What I think that my code needs to do

Read all json files in the s3 bucket.
Keep all documents witch have the element "creation_date" between 2022-01-01 and 2022-04-01
Save them in another bucket in a parquet format.

I'm not sure that's the right thing to do, considering the size that I'm dealing it.

Here's an example of a json document. Each file has multiple of these documents.

  {
    "id": 123456,
    "creation_date": "2022-01-01T23:35:16",
    "params": {
      "doc_info": "AXBD",
      "return_date": "20/05/2021",
      "user_name": "XXXXXXXX",
      "value": "40,00"
    },
    "user_id": "1234567",
    "type": "TEST"
  }
]

Here's what I already tried on a DB notebook, but in fact, I can't use the code directly on a notebook. I necessarily need to write a spark code and run on an airflow dag, because I don't have write access on the bucket using directly from the notebook.

# Trying to read all the json files
df_test = spark.read.json("s3://my-bucket/**/**"   "/*.json")

# Filtering all documents that has the creation_date period that I want
df_test_filter = df_test.filter(F.col("creation_date").between('2022-01-01','2022-04-01'))

# Write parquet on another bucket
# In this test, I'm saving on a local bucket that I have write access.
df_test_filter.write.mode('overwrite').parquet("s3://my-local-test-bucket/")

That's seems to work fine on a single json file that I use to test, but my questions are:

How can I do this without a databricks notebook, and using an airflow dag with pyspark?
Thinking in performance issues, there is a better way to do this?

Please I'll be very grateful if someone can help me by giving some tips or some code examples.

CodePudding user response：

To run PySpark jobs on AWS I recommend to use either AWS Glue or EMR.

The EMR is cheaper to run but AWS Glue is easier to configure.

Here is one example of how Glue job might look like.

Airflow has a Glue job operator that can trigger a Glue job from an Airflow DAG.

Regarding the performance optimization, your code looks reasonably optimal and it is unlikely for you get it working significantly faster.

One way to make date range selection faster is to store JSONs in different folders according to their creation_date.

You can store your data in the following folders:

s3://my-bucket/creation-date=2022-01-01/

s3://my-bucket/creation-date=2022-01-02/

if you do this you wouldn't need to read all the JSONs when you filter by a date range.

CodePudding user response：

OK @fahabashev did good but missed some critical points.

To run PySpark jobs on AWS I recommend to use either AWS Glue or EMR.

The EMR is cheaper to run but AWS Glue is easier to configure.

Here is one example of how Glue job might look like.

Airflow has a Glue job operator that can trigger a Glue job from an Airflow DAG.

This all sounds good.
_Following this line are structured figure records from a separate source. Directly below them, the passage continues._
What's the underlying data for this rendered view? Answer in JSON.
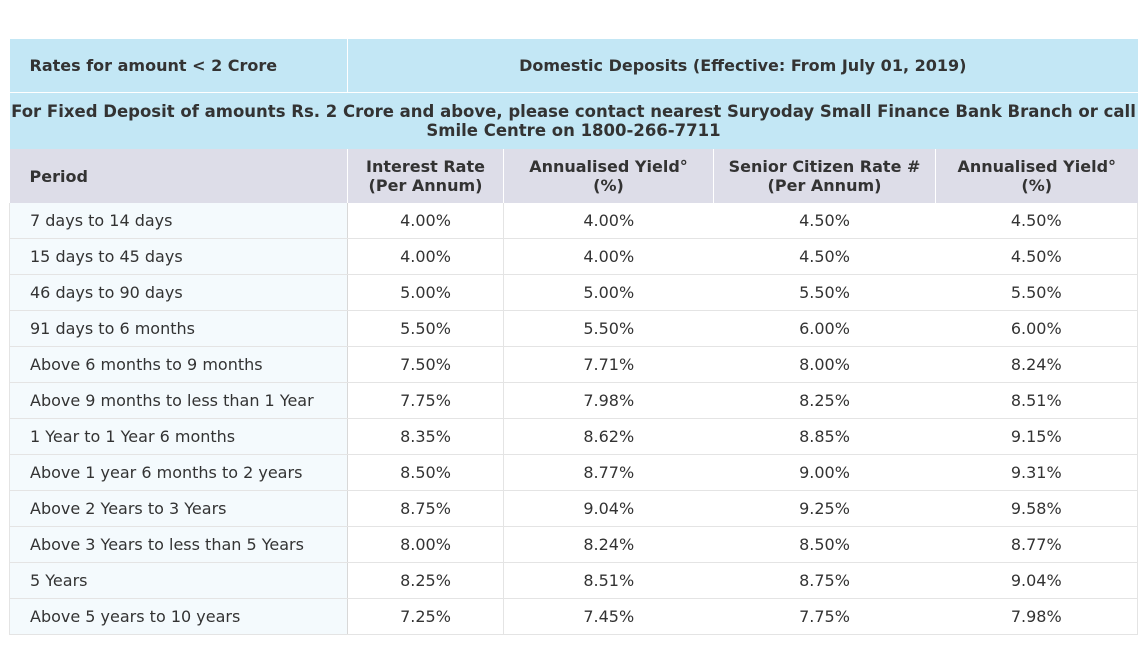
{
  "header": {
    "left_title": "Rates for amount < 2 Crore",
    "right_title": "Domestic Deposits (Effective: From July 01, 2019)"
  },
  "notice": {
    "line1": "For Fixed Deposit of amounts Rs. 2 Crore and above, please contact nearest Suryoday Small Finance Bank Branch or call",
    "line2": "Smile Centre on 1800-266-7711"
  },
  "columns": {
    "period": "Period",
    "rate_1": "Interest Rate",
    "rate_2": "(Per Annum)",
    "yield_1": "Annualised Yield°",
    "yield_2": "(%)",
    "senior_1": "Senior Citizen Rate #",
    "senior_2": "(Per Annum)",
    "senior_yield_1": "Annualised Yield°",
    "senior_yield_2": "(%)"
  },
  "rows": [
    {
      "period": "7 days to 14 days",
      "rate": "4.00%",
      "yield": "4.00%",
      "senior": "4.50%",
      "senior_yield": "4.50%"
    },
    {
      "period": "15 days to 45 days",
      "rate": "4.00%",
      "yield": "4.00%",
      "senior": "4.50%",
      "senior_yield": "4.50%"
    },
    {
      "period": "46 days to 90 days",
      "rate": "5.00%",
      "yield": "5.00%",
      "senior": "5.50%",
      "senior_yield": "5.50%"
    },
    {
      "period": "91 days to 6 months",
      "rate": "5.50%",
      "yield": "5.50%",
      "senior": "6.00%",
      "senior_yield": "6.00%"
    },
    {
      "period": "Above 6 months to 9 months",
      "rate": "7.50%",
      "yield": "7.71%",
      "senior": "8.00%",
      "senior_yield": "8.24%"
    },
    {
      "period": "Above 9 months to less than 1 Year",
      "rate": "7.75%",
      "yield": "7.98%",
      "senior": "8.25%",
      "senior_yield": "8.51%"
    },
    {
      "period": "1 Year to 1 Year 6 months",
      "rate": "8.35%",
      "yield": "8.62%",
      "senior": "8.85%",
      "senior_yield": "9.15%"
    },
    {
      "period": "Above 1 year 6 months to 2 years",
      "rate": "8.50%",
      "yield": "8.77%",
      "senior": "9.00%",
      "senior_yield": "9.31%"
    },
    {
      "period": "Above 2 Years to 3 Years",
      "rate": "8.75%",
      "yield": "9.04%",
      "senior": "9.25%",
      "senior_yield": "9.58%"
    },
    {
      "period": "Above 3 Years to less than 5 Years",
      "rate": "8.00%",
      "yield": "8.24%",
      "senior": "8.50%",
      "senior_yield": "8.77%"
    },
    {
      "period": "5 Years",
      "rate": "8.25%",
      "yield": "8.51%",
      "senior": "8.75%",
      "senior_yield": "9.04%"
    },
    {
      "period": "Above 5 years to 10 years",
      "rate": "7.25%",
      "yield": "7.45%",
      "senior": "7.75%",
      "senior_yield": "7.98%"
    }
  ]
}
You don't want to write files into directories in S3. File lookup is expensive in S3. (avoid the use of '*') for best performance write a large file in parquet and let the CPU's do filtering. Great choice using a zippable/splittable format(Parquet). Don't move the JSON files, suck them into Parquet as soon as you can. JSON parsing isn't expensive, reading all the characters that are required to house JSON is expensive. I have seen 10000% improvement in performancing moving off of JSON and using Parquet/ORC. I think you should start migration as soon as you can as multiple file lookups is where you are going to lose a lot of time.